A collation sequence determines the sorting order of any given character set. For example, in English, the order of the alphabet is most commonly used to order a list of English words. That is, words beginning with the letter c appear before words beginning with the letter d, which appear before words beginning with the letter e and so on.
A collation sequence is associated with each database when the database is created. This sequence determines in what order sorted data is returned to users and applications, what is returned when queries use pattern matching and, in some instances, how data is stored internally.
In a computer, if no other collation sequence is enforced, the sequence derived from the machine's native character set, either ASCII or EBCDIC is used. The sorting order of these character sets derives from the internal numeric representation of each character.
In addition to the sequences derived from ASCII and EBCDIC, Ingres supports two other local collation sequences. They are:
If none of these sequences adequately fills your needs, you can write your own local collation sequence.
The multi collation sequence is based on the DEC Multinational Character Set. This character set adds several vowels with diacritical marks to the standard 7-bit ASCII character set.

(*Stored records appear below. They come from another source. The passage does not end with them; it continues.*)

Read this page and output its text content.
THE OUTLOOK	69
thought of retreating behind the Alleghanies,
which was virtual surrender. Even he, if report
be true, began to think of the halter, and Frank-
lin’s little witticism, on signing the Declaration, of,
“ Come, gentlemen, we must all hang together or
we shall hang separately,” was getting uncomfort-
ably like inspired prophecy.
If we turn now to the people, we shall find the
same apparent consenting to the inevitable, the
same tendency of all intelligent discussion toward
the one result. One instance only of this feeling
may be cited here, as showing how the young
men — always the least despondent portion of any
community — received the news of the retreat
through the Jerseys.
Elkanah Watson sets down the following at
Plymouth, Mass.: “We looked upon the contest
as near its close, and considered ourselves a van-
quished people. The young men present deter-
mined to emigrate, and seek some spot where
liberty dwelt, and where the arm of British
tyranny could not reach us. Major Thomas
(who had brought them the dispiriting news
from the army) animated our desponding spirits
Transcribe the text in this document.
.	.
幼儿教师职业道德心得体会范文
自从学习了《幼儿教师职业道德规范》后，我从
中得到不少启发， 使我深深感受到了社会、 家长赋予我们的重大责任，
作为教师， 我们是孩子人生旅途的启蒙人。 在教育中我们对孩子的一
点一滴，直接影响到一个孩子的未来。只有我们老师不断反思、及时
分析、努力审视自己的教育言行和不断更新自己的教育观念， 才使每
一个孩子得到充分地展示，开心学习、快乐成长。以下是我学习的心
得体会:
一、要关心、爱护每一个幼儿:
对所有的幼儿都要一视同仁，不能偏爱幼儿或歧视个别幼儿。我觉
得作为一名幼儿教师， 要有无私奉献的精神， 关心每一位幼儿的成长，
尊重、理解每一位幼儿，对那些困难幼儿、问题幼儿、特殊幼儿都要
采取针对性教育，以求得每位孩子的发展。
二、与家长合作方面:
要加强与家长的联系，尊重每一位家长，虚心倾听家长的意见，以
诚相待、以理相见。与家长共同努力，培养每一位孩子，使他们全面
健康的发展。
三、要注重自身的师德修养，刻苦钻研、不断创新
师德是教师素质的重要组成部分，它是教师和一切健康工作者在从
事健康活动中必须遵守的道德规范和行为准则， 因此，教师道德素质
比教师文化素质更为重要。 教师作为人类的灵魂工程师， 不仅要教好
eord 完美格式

Following are the comparison sequences for the multi sequence that differ from those of ASCII:
A < À < Á < Â < Ã < Ä < B
C < Ç < D < E < È < É < Ê < Ë
I < Ì < Í < Î < Ï < J
N < Ñ < O
O < Ò < Ó < Ô < Õ < Ö < Œ < P
U < Ù < Ú < Û < Ü < V
Y < Ÿ < Z < Æ< Ø < Å
a < à < á < â < ã < ä < b
c < ç < d < e < è < é < ê < ë
i < ì < í < î < ï < j
n < ñ < o
o < ò < ó < ô < õ < ö < œ < p
ss < ß < st
u < ù < ú < û < ü < v
y < ÿ < z < æ < ø < å
For example:
cote < côte < czar < cæsar
Pattern matching rules:
The Spanish collation sequence is based on the multi sequence but contains additional support for the Spanish letters ll and ch. Listed below are the comparison sequences for the Spanish collation sequence that differ from those of ASCII. Some pattern matching rules are also described.
A < À < Á <Â < Ã < Ä < B
CZ < CÅ < Ç < CH < Ch < D < E < È < É < Ê < Ë
I < Ì < Í < Î < Ï < J
LZ < LÅ < LL < LI < M
N < Ñ < O
O < Ò < Ó< Ô < Õ < Ö < Œ < P
U < Ù < Ú < Û < Ü <V
Y < Ÿ < Z <Æ< Ø < Å
a < à < á < â < ã < ä < b
cz < câ < ç < cH < ch < d < e < è < é < ê < ë
i < ì < í < î < ï < j
lz < lå < lL < ll < m
n < ñ < o
o < ò < ó < ô < õ < ö < œ < p
ss < ß < st
u < ù < ú < û < ü < v
y < ÿ < z < æ < ø < å
Examples:
loop < llama
cote < côte < czar < cæsar < chair
The pattern matching rules are:
If you have special needs that are not met by the available collation sequences, you can write your own. Ingres allows you to write a collation sequence that has any of the following characteristics:
Keep the following points in mind as you design and test your custom collation file:
Because of these problems, we suggest that you do not use information loss sequences and the hash storage structure together.
To create a customized collation sequence, follow these steps:
To define a custom collation sequence you must create a description file, which consists of a list of "instructions" that, taken as a whole, describe the collation sequence. Each instruction must appear on a separate line in the file.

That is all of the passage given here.